演者 安部 高志(大分県厚生連鶴見病院 消化器科)
共同演者 永井 敬之(大分県厚生連鶴見病院 消化器科), 相馬 渉(大分県厚生連鶴見病院 消化器科), 田崎 貴子(大分県厚生連鶴見病院 消化器科), 綿田 雅秀(大分県厚生連鶴見病院 消化器科), 大河原 均(大分県厚生連鶴見病院 消化器科), 徳石 恵太(大分県厚生連鶴見病院 外科), 野口 琢矢(大分県厚生連鶴見病院 外科), 久保 宣博(大分県厚生連鶴見病院 外科)

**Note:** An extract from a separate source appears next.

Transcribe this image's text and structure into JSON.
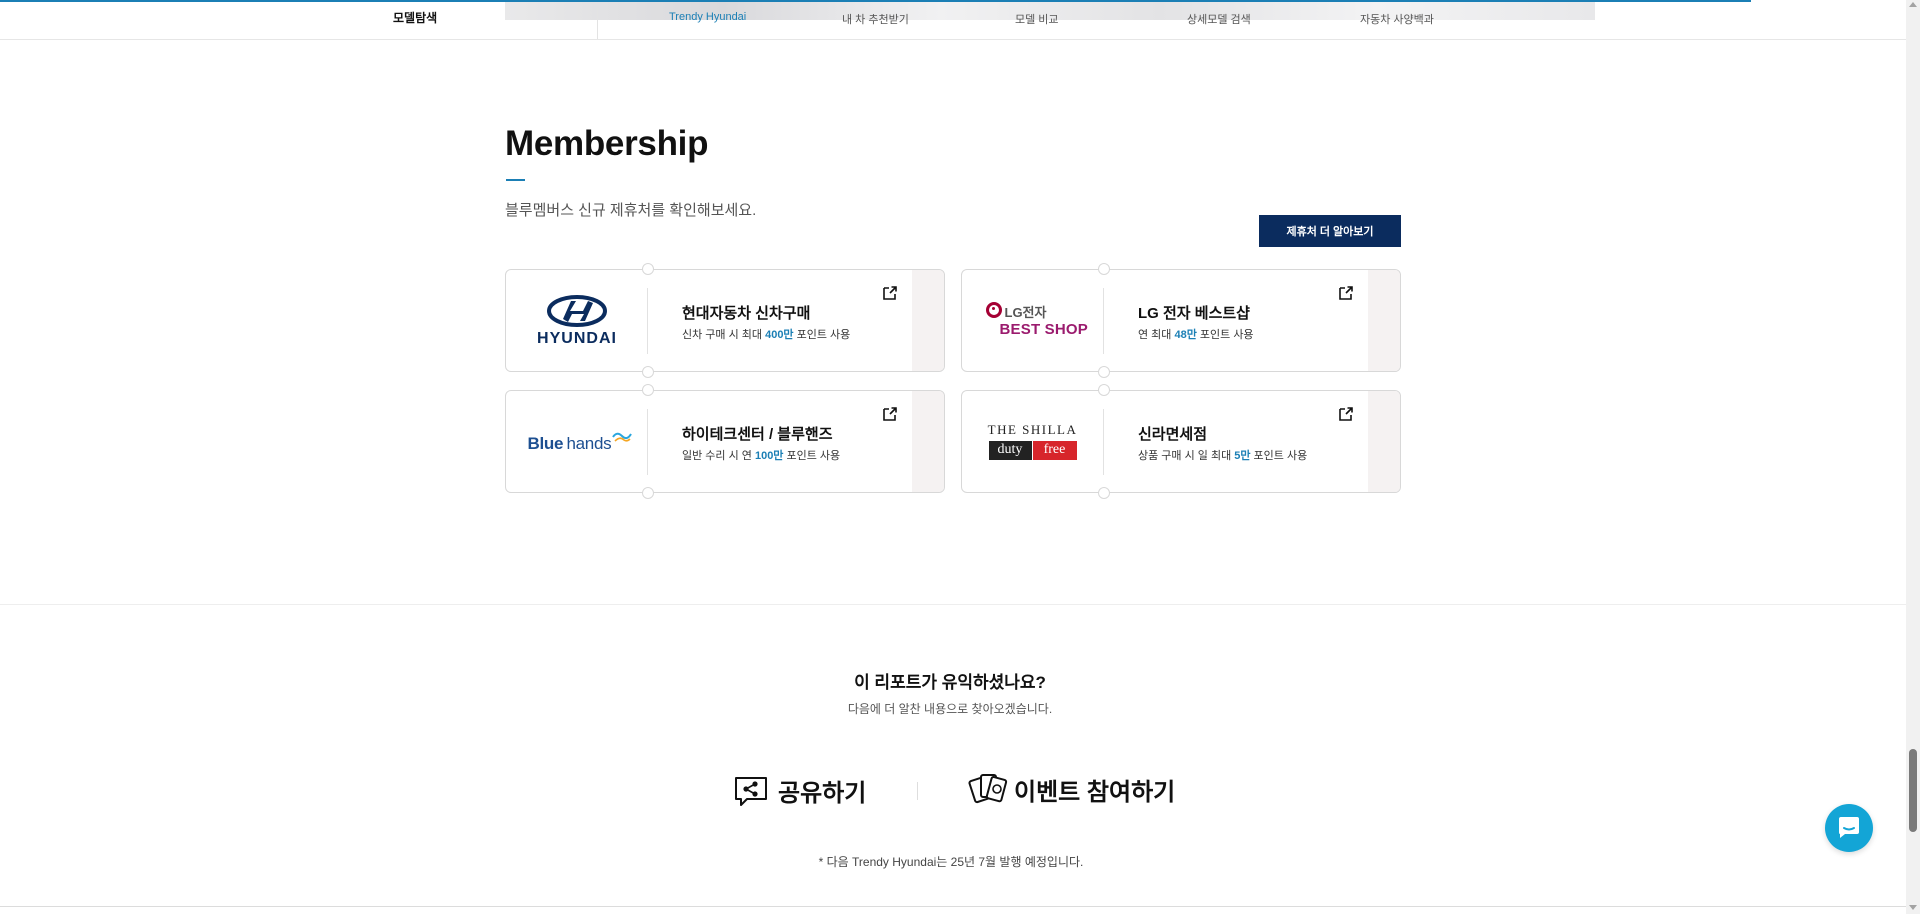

抄録 【はじめに】今回我々は,ESDにて一括切除を行い診断し得た胃粘液癌の一例を経験したので報告する.【症例】69歳の女性.32歳時に卵巣嚢腫にて手術,52歳時に右肺腫瘤にて手術を施行されているが,いずれも他院にて施行されており詳細不明.生活歴に特記事項を認めない.平成16年11月8日健診のMDL異常にてGF施行した際に,胃前庭部大彎側に隆起性病変を認める.生検ではGroup1であり,以後GFと生検にて経過観察を行ってきたが,病変は徐々に大きくなり,平成19年7月9日のGFでは表面に一部潰瘍形成を認めた.EUSでは第3層由来の低エコー腫瘤で,診断と治療を兼ね,8月7日ESDを施行した.病理標本から胃粘液癌との病理診断を得た.脈管侵襲は認めず,側方・深部断端いずれも陰性であったが,SM2まで浸潤を認め,追加の外科的切除を行った.なお,全身検索を行ったが,原発巣となり得る器質的病変を認めず,胃原発の粘液癌と考えた.【考察】胃粘液癌は全胃癌の2.9~6.2%,早期胃癌の1%前後と比較的稀な組織型である.早期胃癌が少なく進行癌が多く,リンパ行性転移・腹膜播種が多い,治癒切除率が低い,などから他の組織型に比べ予後は不良とされている.粘液癌は組織学的に粘膜下層以深に浸潤して初めて粘液結節を形成し,その組織像が明らかになるために,術前に診断されることは少なく,胃隆起性病変において,粘液癌を鑑別診断として挙げておく必要があると考え,報告した.